This model worked for a few years while we skirted around the pivot point of knowledge scarcity and knowledge abundance. Everything changed once we crossed that pivot point and began to deal with the economics of abundance. Now the issue is to make money as soon as the technology is available. We can no longer afford to educate our employees, bankers, management, or customers. The technology and the next round of innovation won’t wait. We must work in a frictionless knowledge environment where new knowledge flows effortlessly without the obstruction of scarcity or protection for the old ways.

Wow! That sounds extremely unlikely when we’re slapped in the face with the reality of our workforce and the educationally and linguistically challenged production personnel we have today. In an effort to keep our costs down, we hire entry-level workers who are simply incapable of learning and understanding at this level or rate. To make matters even worse, we commoditize the technology when the manufacturers of the equipment and software dumb things down so anyone can push a button and get a great result. This leads to a situation where your new $2.5-million printer delivers the same results between any two suppliers. You can’t differentiate yourself on speed, quality, or service. That leaves only the sacrificial element—price—and now no one is making any money.

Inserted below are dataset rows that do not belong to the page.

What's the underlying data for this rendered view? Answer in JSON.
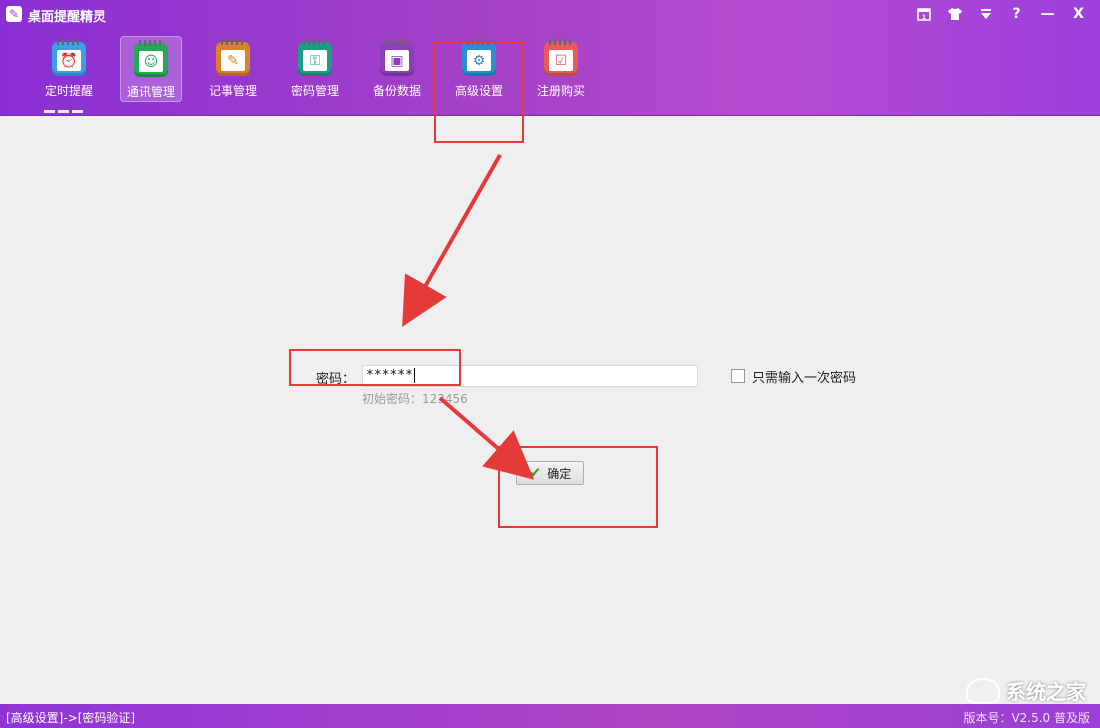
{
  "window": {
    "title": "桌面提醒精灵",
    "controls": [
      "calendar-icon",
      "skin-icon",
      "menu-icon",
      "?",
      "—",
      "X"
    ]
  },
  "toolbar": {
    "items": [
      {
        "label": "定时提醒",
        "icon": "alarm-clock-icon",
        "color": "#3aa0e8"
      },
      {
        "label": "通讯管理",
        "icon": "contacts-icon",
        "color": "#27a75a",
        "active": true
      },
      {
        "label": "记事管理",
        "icon": "notepad-icon",
        "color": "#d9822b"
      },
      {
        "label": "密码管理",
        "icon": "password-icon",
        "color": "#1e9c8a"
      },
      {
        "label": "备份数据",
        "icon": "backup-icon",
        "color": "#8c3fb8"
      },
      {
        "label": "高级设置",
        "icon": "gear-icon",
        "color": "#2a8fd0"
      },
      {
        "label": "注册购买",
        "icon": "cart-icon",
        "color": "#e85b5b"
      }
    ]
  },
  "form": {
    "password_label": "密码：",
    "password_value": "******",
    "hint": "初始密码：123456",
    "once_label": "只需输入一次密码",
    "once_checked": false,
    "confirm_label": "确定"
  },
  "status": {
    "breadcrumb": "[高级设置]->[密码验证]",
    "version": "版本号：V2.5.0 普及版"
  },
  "watermark": {
    "text": "系统之家"
  },
  "colors": {
    "annotation": "#e53a3a",
    "header": "#a542c6"
  }
}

This sounds bleak, but there are alternative strategies. First and foremost, we need to put the concept of trade secrets down for good. In an abundance-driven economy, scarcity is friction. Friction slows adoption and is the worst thing we could possibly do. How do we eliminate knowledge friction and still remain competitive?

The answer to this is to let go of the concept of product and process. If you’re a screen printer of P-O-P graphics, that is product and process—as are the T-shirt screen printers. We are neither. We are producers of media. We create graphics-based communication. The substrates and application methods are only tools and components. Our real value lies in how effectively we can deliver the right combination of components to satisfy the market’s requirements.